The tickets cost $1,500 that year. Forty-one years later, those six seats cost $13,000.
The Los Angeles Angels played at the city’s Wrigley Field while Dodger Stadium was being built. They moved into the new park in 1962 and shared it with the Dodgers for four years. The Angels then moved to Anaheim Stadium, where they changed their name to the California Angels. The team became the Anaheim Angels after it was bought by the Walt Disney Co., and the stadium now is called Edison Field.
Blair’s Long Beach home, about 20 miles from the ballpark, is no Angel sanctuary, but there is some memorabilia a stack of programs, green ticket stubs and letters on California Angels stationery.

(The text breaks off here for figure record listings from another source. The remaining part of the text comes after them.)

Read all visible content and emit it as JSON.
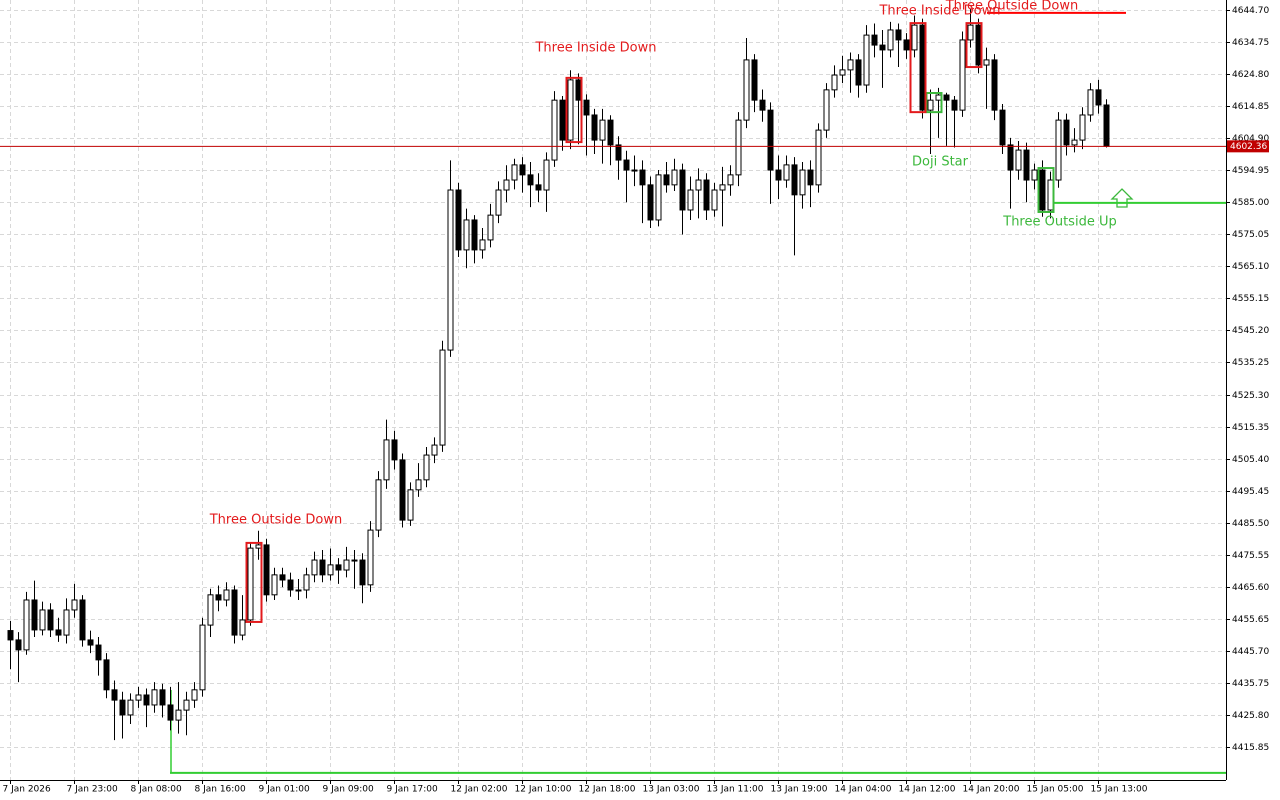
{
  "chart_data": {
    "type": "candlestick",
    "categories": [
      "7 Jan 2026",
      null,
      null,
      null,
      null,
      null,
      null,
      null,
      "7 Jan 23:00",
      null,
      null,
      null,
      null,
      null,
      null,
      null,
      "8 Jan 08:00",
      null,
      null,
      null,
      null,
      null,
      null,
      null,
      "8 Jan 16:00",
      null,
      null,
      null,
      null,
      null,
      null,
      null,
      "9 Jan 01:00",
      null,
      null,
      null,
      null,
      null,
      null,
      null,
      "9 Jan 09:00",
      null,
      null,
      null,
      null,
      null,
      null,
      null,
      "9 Jan 17:00",
      null,
      null,
      null,
      null,
      null,
      null,
      null,
      "12 Jan 02:00",
      null,
      null,
      null,
      null,
      null,
      null,
      null,
      "12 Jan 10:00",
      null,
      null,
      null,
      null,
      null,
      null,
      null,
      "12 Jan 18:00",
      null,
      null,
      null,
      null,
      null,
      null,
      null,
      "13 Jan 03:00",
      null,
      null,
      null,
      null,
      null,
      null,
      null,
      "13 Jan 11:00",
      null,
      null,
      null,
      null,
      null,
      null,
      null,
      "13 Jan 19:00",
      null,
      null,
      null,
      null,
      null,
      null,
      null,
      "14 Jan 04:00",
      null,
      null,
      null,
      null,
      null,
      null,
      null,
      "14 Jan 12:00",
      null,
      null,
      null,
      null,
      null,
      null,
      null,
      "14 Jan 20:00",
      null,
      null,
      null,
      null,
      null,
      null,
      null,
      "15 Jan 05:00",
      null,
      null,
      null,
      null,
      null,
      null,
      null,
      "15 Jan 13:00",
      null
    ],
    "ohlc": [
      [
        4452.0,
        4455.0,
        4440.0,
        4449.1
      ],
      [
        4449.1,
        4451.5,
        4436.0,
        4446.0
      ],
      [
        4446.0,
        4464.0,
        4444.5,
        4461.5
      ],
      [
        4461.5,
        4467.5,
        4450.0,
        4452.2
      ],
      [
        4452.2,
        4461.0,
        4450.5,
        4458.4
      ],
      [
        4458.4,
        4460.5,
        4450.0,
        4452.2
      ],
      [
        4452.2,
        4456.0,
        4448.5,
        4450.6
      ],
      [
        4450.6,
        4462.0,
        4448.0,
        4458.4
      ],
      [
        4458.4,
        4466.5,
        4456.0,
        4461.5
      ],
      [
        4461.5,
        4463.0,
        4447.0,
        4449.1
      ],
      [
        4449.1,
        4452.0,
        4445.0,
        4447.5
      ],
      [
        4447.5,
        4450.0,
        4438.0,
        4442.9
      ],
      [
        4442.9,
        4445.0,
        4431.0,
        4433.6
      ],
      [
        4433.6,
        4436.5,
        4418.0,
        4430.4
      ],
      [
        4430.4,
        4433.0,
        4418.5,
        4425.8
      ],
      [
        4425.8,
        4432.5,
        4423.0,
        4430.4
      ],
      [
        4430.4,
        4434.5,
        4428.0,
        4432.0
      ],
      [
        4432.0,
        4434.0,
        4422.0,
        4428.9
      ],
      [
        4428.9,
        4436.0,
        4426.5,
        4433.6
      ],
      [
        4433.6,
        4435.5,
        4425.0,
        4428.9
      ],
      [
        4428.9,
        4434.5,
        4421.0,
        4424.2
      ],
      [
        4424.2,
        4436.0,
        4420.0,
        4427.3
      ],
      [
        4427.3,
        4433.0,
        4419.5,
        4430.4
      ],
      [
        4430.4,
        4436.0,
        4428.0,
        4433.6
      ],
      [
        4433.6,
        4456.0,
        4431.5,
        4453.7
      ],
      [
        4453.7,
        4465.0,
        4450.0,
        4463.1
      ],
      [
        4463.1,
        4466.0,
        4458.0,
        4461.5
      ],
      [
        4461.5,
        4467.0,
        4459.5,
        4464.6
      ],
      [
        4464.6,
        4466.0,
        4448.0,
        4450.6
      ],
      [
        4450.6,
        4463.0,
        4449.0,
        4455.3
      ],
      [
        4455.3,
        4479.5,
        4453.5,
        4477.6
      ],
      [
        4477.6,
        4483.0,
        4474.0,
        4478.6
      ],
      [
        4478.6,
        4480.5,
        4461.0,
        4463.1
      ],
      [
        4463.1,
        4471.5,
        4461.5,
        4469.3
      ],
      [
        4469.3,
        4471.5,
        4465.5,
        4467.7
      ],
      [
        4467.7,
        4470.0,
        4462.5,
        4464.6
      ],
      [
        4464.6,
        4468.0,
        4461.5,
        4464.6
      ],
      [
        4464.6,
        4471.5,
        4462.0,
        4469.3
      ],
      [
        4469.3,
        4476.5,
        4467.0,
        4473.9
      ],
      [
        4473.9,
        4477.0,
        4467.0,
        4469.3
      ],
      [
        4469.3,
        4477.5,
        4467.5,
        4472.4
      ],
      [
        4472.4,
        4474.5,
        4466.5,
        4470.8
      ],
      [
        4470.8,
        4478.0,
        4468.5,
        4473.9
      ],
      [
        4473.9,
        4477.0,
        4465.0,
        4473.9
      ],
      [
        4473.9,
        4476.0,
        4460.5,
        4466.2
      ],
      [
        4466.2,
        4486.0,
        4464.0,
        4483.2
      ],
      [
        4483.2,
        4501.5,
        4481.0,
        4498.8
      ],
      [
        4498.8,
        4517.5,
        4496.0,
        4511.2
      ],
      [
        4511.2,
        4514.0,
        4502.0,
        4505.0
      ],
      [
        4505.0,
        4507.0,
        4484.0,
        4486.3
      ],
      [
        4486.3,
        4498.0,
        4484.5,
        4495.7
      ],
      [
        4495.7,
        4504.0,
        4493.5,
        4498.8
      ],
      [
        4498.8,
        4509.0,
        4496.5,
        4506.5
      ],
      [
        4506.5,
        4512.0,
        4504.0,
        4509.6
      ],
      [
        4509.6,
        4542.0,
        4507.5,
        4539.1
      ],
      [
        4539.1,
        4598.0,
        4537.0,
        4588.8
      ],
      [
        4588.8,
        4591.0,
        4568.0,
        4570.2
      ],
      [
        4570.2,
        4583.0,
        4564.5,
        4579.5
      ],
      [
        4579.5,
        4581.0,
        4566.0,
        4570.2
      ],
      [
        4570.2,
        4577.0,
        4567.5,
        4573.3
      ],
      [
        4573.3,
        4584.5,
        4571.0,
        4581.0
      ],
      [
        4581.0,
        4591.5,
        4578.5,
        4588.8
      ],
      [
        4588.8,
        4596.5,
        4585.0,
        4591.9
      ],
      [
        4591.9,
        4598.5,
        4589.0,
        4596.6
      ],
      [
        4596.6,
        4599.0,
        4588.0,
        4593.5
      ],
      [
        4593.5,
        4597.5,
        4583.5,
        4590.4
      ],
      [
        4590.4,
        4594.0,
        4585.0,
        4588.8
      ],
      [
        4588.8,
        4600.5,
        4582.0,
        4598.1
      ],
      [
        4598.1,
        4619.5,
        4596.0,
        4616.7
      ],
      [
        4616.7,
        4618.0,
        4601.0,
        4604.3
      ],
      [
        4604.3,
        4626.0,
        4601.5,
        4623.0
      ],
      [
        4623.0,
        4625.0,
        4603.0,
        4616.7
      ],
      [
        4616.7,
        4618.5,
        4599.5,
        4612.1
      ],
      [
        4612.1,
        4614.0,
        4600.0,
        4604.3
      ],
      [
        4604.3,
        4614.0,
        4597.0,
        4610.5
      ],
      [
        4610.5,
        4612.0,
        4596.5,
        4602.8
      ],
      [
        4602.8,
        4605.5,
        4592.0,
        4598.1
      ],
      [
        4598.1,
        4601.0,
        4585.0,
        4595.0
      ],
      [
        4595.0,
        4599.5,
        4590.0,
        4595.0
      ],
      [
        4595.0,
        4598.0,
        4578.5,
        4590.4
      ],
      [
        4590.4,
        4593.0,
        4577.0,
        4579.5
      ],
      [
        4579.5,
        4595.0,
        4577.5,
        4593.5
      ],
      [
        4593.5,
        4597.5,
        4588.0,
        4590.4
      ],
      [
        4590.4,
        4598.5,
        4588.5,
        4595.0
      ],
      [
        4595.0,
        4597.0,
        4575.0,
        4582.6
      ],
      [
        4582.6,
        4593.0,
        4579.5,
        4588.8
      ],
      [
        4588.8,
        4595.5,
        4580.0,
        4591.9
      ],
      [
        4591.9,
        4594.0,
        4579.5,
        4582.6
      ],
      [
        4582.6,
        4591.0,
        4580.5,
        4588.8
      ],
      [
        4588.8,
        4596.0,
        4577.5,
        4590.4
      ],
      [
        4590.4,
        4596.5,
        4587.0,
        4593.5
      ],
      [
        4593.5,
        4613.0,
        4590.0,
        4610.5
      ],
      [
        4610.5,
        4636.0,
        4608.0,
        4629.2
      ],
      [
        4629.2,
        4631.0,
        4613.0,
        4616.7
      ],
      [
        4616.7,
        4620.0,
        4610.0,
        4613.6
      ],
      [
        4613.6,
        4616.0,
        4584.5,
        4595.0
      ],
      [
        4595.0,
        4599.5,
        4586.0,
        4591.9
      ],
      [
        4591.9,
        4599.5,
        4589.5,
        4596.6
      ],
      [
        4596.6,
        4599.0,
        4568.5,
        4587.3
      ],
      [
        4587.3,
        4597.5,
        4583.0,
        4595.0
      ],
      [
        4595.0,
        4598.0,
        4583.5,
        4590.4
      ],
      [
        4590.4,
        4609.5,
        4588.0,
        4607.4
      ],
      [
        4607.4,
        4622.0,
        4605.0,
        4619.9
      ],
      [
        4619.9,
        4627.5,
        4617.5,
        4624.5
      ],
      [
        4624.5,
        4630.5,
        4622.0,
        4626.1
      ],
      [
        4626.1,
        4631.5,
        4619.0,
        4629.2
      ],
      [
        4629.2,
        4631.0,
        4617.5,
        4621.4
      ],
      [
        4621.4,
        4640.0,
        4619.0,
        4636.9
      ],
      [
        4636.9,
        4640.5,
        4630.0,
        4633.8
      ],
      [
        4633.8,
        4638.5,
        4620.5,
        4632.3
      ],
      [
        4632.3,
        4641.0,
        4630.0,
        4638.5
      ],
      [
        4638.5,
        4640.5,
        4627.0,
        4635.4
      ],
      [
        4635.4,
        4637.5,
        4629.5,
        4632.3
      ],
      [
        4632.3,
        4643.0,
        4630.0,
        4640.0
      ],
      [
        4640.0,
        4642.0,
        4611.0,
        4613.6
      ],
      [
        4613.6,
        4620.0,
        4600.0,
        4616.7
      ],
      [
        4616.7,
        4620.5,
        4605.0,
        4618.3
      ],
      [
        4618.3,
        4619.0,
        4602.5,
        4616.7
      ],
      [
        4616.7,
        4618.0,
        4602.0,
        4613.6
      ],
      [
        4613.6,
        4638.0,
        4611.5,
        4635.4
      ],
      [
        4635.4,
        4645.0,
        4633.0,
        4640.0
      ],
      [
        4640.0,
        4642.0,
        4625.0,
        4627.6
      ],
      [
        4627.6,
        4633.0,
        4614.0,
        4629.2
      ],
      [
        4629.2,
        4631.0,
        4610.5,
        4613.6
      ],
      [
        4613.6,
        4615.5,
        4600.0,
        4602.8
      ],
      [
        4602.8,
        4605.0,
        4583.0,
        4595.0
      ],
      [
        4595.0,
        4604.0,
        4592.0,
        4601.2
      ],
      [
        4601.2,
        4603.5,
        4585.0,
        4591.9
      ],
      [
        4591.9,
        4597.0,
        4589.0,
        4595.0
      ],
      [
        4595.0,
        4598.0,
        4580.5,
        4582.6
      ],
      [
        4582.6,
        4594.5,
        4580.0,
        4591.9
      ],
      [
        4591.9,
        4613.0,
        4589.5,
        4610.5
      ],
      [
        4610.5,
        4612.5,
        4599.5,
        4602.8
      ],
      [
        4602.8,
        4608.0,
        4600.5,
        4604.3
      ],
      [
        4604.3,
        4614.5,
        4601.5,
        4612.1
      ],
      [
        4612.1,
        4622.0,
        4610.0,
        4619.9
      ],
      [
        4619.9,
        4623.0,
        4612.5,
        4615.2
      ],
      [
        4615.2,
        4617.0,
        4602.0,
        4602.36
      ]
    ],
    "ylim": [
      4405.6,
      4647.8
    ],
    "yticks": [
      4415.85,
      {
        "value": 4425.8,
        "label": "4425.80"
      },
      4435.75,
      {
        "value": 4445.7,
        "label": "4445.70"
      },
      4455.65,
      {
        "value": 4465.6,
        "label": "4465.60"
      },
      4475.55,
      {
        "value": 4485.5,
        "label": "4485.50"
      },
      4495.45,
      {
        "value": 4505.4,
        "label": "4505.40"
      },
      4515.35,
      {
        "value": 4525.3,
        "label": "4525.30"
      },
      4535.25,
      {
        "value": 4545.2,
        "label": "4545.20"
      },
      4555.15,
      {
        "value": 4565.1,
        "label": "4565.10"
      },
      4575.05,
      {
        "value": 4585,
        "label": "4585.00"
      },
      4594.95,
      {
        "value": 4604.9,
        "label": "4604.90"
      },
      4614.85,
      {
        "value": 4624.8,
        "label": "4624.80"
      },
      4634.75,
      {
        "value": 4644.7,
        "label": "4644.70"
      }
    ],
    "grid": true,
    "last_price": 4602.36,
    "last_price_color": "#c00000",
    "levels": [
      {
        "color": "#32cd32",
        "value": 4584.8
      },
      {
        "color": "#ff0000",
        "value": 4643.8
      },
      {
        "color": "#32cd32",
        "value": 4407.8
      }
    ],
    "patterns": [
      {
        "text": "Three Outside Down",
        "color": "#e31a1c"
      },
      {
        "text": "Three Inside Down",
        "color": "#e31a1c"
      },
      {
        "text": "Doji Star",
        "color": "#3cb83c"
      },
      {
        "text": "Three Inside Down",
        "color": "#e31a1c"
      },
      {
        "text": "Three Outside Down",
        "color": "#e31a1c"
      },
      {
        "text": "Three Outside Up",
        "color": "#3cb83c"
      }
    ]
  }
}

A World Series win would be a fitting tribute to Autry, Hollywood’s “Singing Cowboy,” whose music the couple has listened to since the 1930s.
“When I was little, we went to the Westerns every Saturday for a dime,” Ruth Blair said. “He was my cowboy. He had faith in the team, like we do. It was sad for so many years to see them try and fail.”
Autry sold his controlling interest in the club to Disney in 1996 and died two years later.
Blair says it’s up to “young kids” such as Adam Kennedy, Tim Salmon, Troy Percival and Frankie Rodriguez to make a fitting tribute to Autry by winning the World Series championship.
Bobby Grich will always be Blair’s favorite Angel. Grich grew up with Blair’s daughter when they went to Wilson High School and as a teenager was a frequent visitor to the Blair home. Grich played for the Angels in the 1970s.
Nolan Ryan’s no-hitter in 1975 is among Blair’s favorite memories. It’s right up there with 1979, when Hall of Famer Jim Fregosi Autry’s all-time favorite player led the Angels to the American League playoffs for the first time.
Blair, who fought in the Pacific in World War II and still plays saxophone with a big band, recalls quieter, more comfortable times at the ballpark before ThunderStix, the plastic batons that fans now bang together, or the Rally Monkey.
He prefers the Dixieland bands of old to the blare of rock music that’s now played between innings.